The founders of assetmap.org/uganda also have previous experience with digital organizing around nonprofit work, including advisory and staff positions with Change.org. In 2005, the founders organized a multi-member weblog to catalog youth volunteer efforts around the world called justnaiveenough.org
We need programmers and developers who can help us determine the best way to integrating mapping, tagging, and customized database applications in a way that allows for easy sharing among users of an existing social network such as facebook or LinkedIn.

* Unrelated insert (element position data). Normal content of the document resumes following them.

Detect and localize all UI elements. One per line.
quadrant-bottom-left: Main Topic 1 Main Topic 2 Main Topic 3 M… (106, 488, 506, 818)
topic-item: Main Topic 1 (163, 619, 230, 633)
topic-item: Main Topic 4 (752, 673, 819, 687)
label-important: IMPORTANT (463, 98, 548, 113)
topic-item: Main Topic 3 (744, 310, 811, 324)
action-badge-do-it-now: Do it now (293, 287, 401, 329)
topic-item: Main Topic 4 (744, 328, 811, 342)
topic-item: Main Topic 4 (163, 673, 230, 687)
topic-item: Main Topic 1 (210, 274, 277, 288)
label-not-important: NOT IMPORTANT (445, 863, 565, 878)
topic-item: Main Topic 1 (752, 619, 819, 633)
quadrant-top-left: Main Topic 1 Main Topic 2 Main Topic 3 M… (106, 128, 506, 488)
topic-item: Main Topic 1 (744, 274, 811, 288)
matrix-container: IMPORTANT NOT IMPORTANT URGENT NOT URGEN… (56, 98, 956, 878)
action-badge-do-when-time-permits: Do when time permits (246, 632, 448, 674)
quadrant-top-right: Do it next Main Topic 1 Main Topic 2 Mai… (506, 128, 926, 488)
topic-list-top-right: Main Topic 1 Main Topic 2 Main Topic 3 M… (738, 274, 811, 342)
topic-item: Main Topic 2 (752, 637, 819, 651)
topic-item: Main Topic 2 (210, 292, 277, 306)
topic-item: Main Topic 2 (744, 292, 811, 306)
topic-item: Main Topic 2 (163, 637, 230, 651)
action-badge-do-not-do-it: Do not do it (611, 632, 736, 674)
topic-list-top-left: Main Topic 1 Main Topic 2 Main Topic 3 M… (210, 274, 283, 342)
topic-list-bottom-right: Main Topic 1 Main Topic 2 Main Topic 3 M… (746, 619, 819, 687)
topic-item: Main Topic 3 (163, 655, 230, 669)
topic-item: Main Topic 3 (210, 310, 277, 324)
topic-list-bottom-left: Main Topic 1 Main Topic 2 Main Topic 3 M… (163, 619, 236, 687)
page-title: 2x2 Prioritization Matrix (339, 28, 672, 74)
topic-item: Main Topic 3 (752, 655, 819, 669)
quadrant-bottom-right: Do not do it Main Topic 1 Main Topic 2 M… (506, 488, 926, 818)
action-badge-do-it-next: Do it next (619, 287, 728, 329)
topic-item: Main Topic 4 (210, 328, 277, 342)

We understand the types of information that will be relevant for citizen change agents, and have initiated the data collection process to connect to citizen-led efforts in Uganda outside of our student efforts. Three student interns will be in northern Uganda identifying citizen projects this summer, while one-two will do outreach from our Chicago office to identify projects – particularly on college campuses and in faith communities. We desperately need web developers who can help us build the infrastructure through which these contacts will share information about their projects. This information sharing is the necessary pre-requisite for future collaboration
n/a - users will generate all information and data
Comments
Cross-pollination
I'm really excited that both this project and our project will be there together -- there's some great potential here and, perhaps, some opportunity to cross-pollinate some ideas.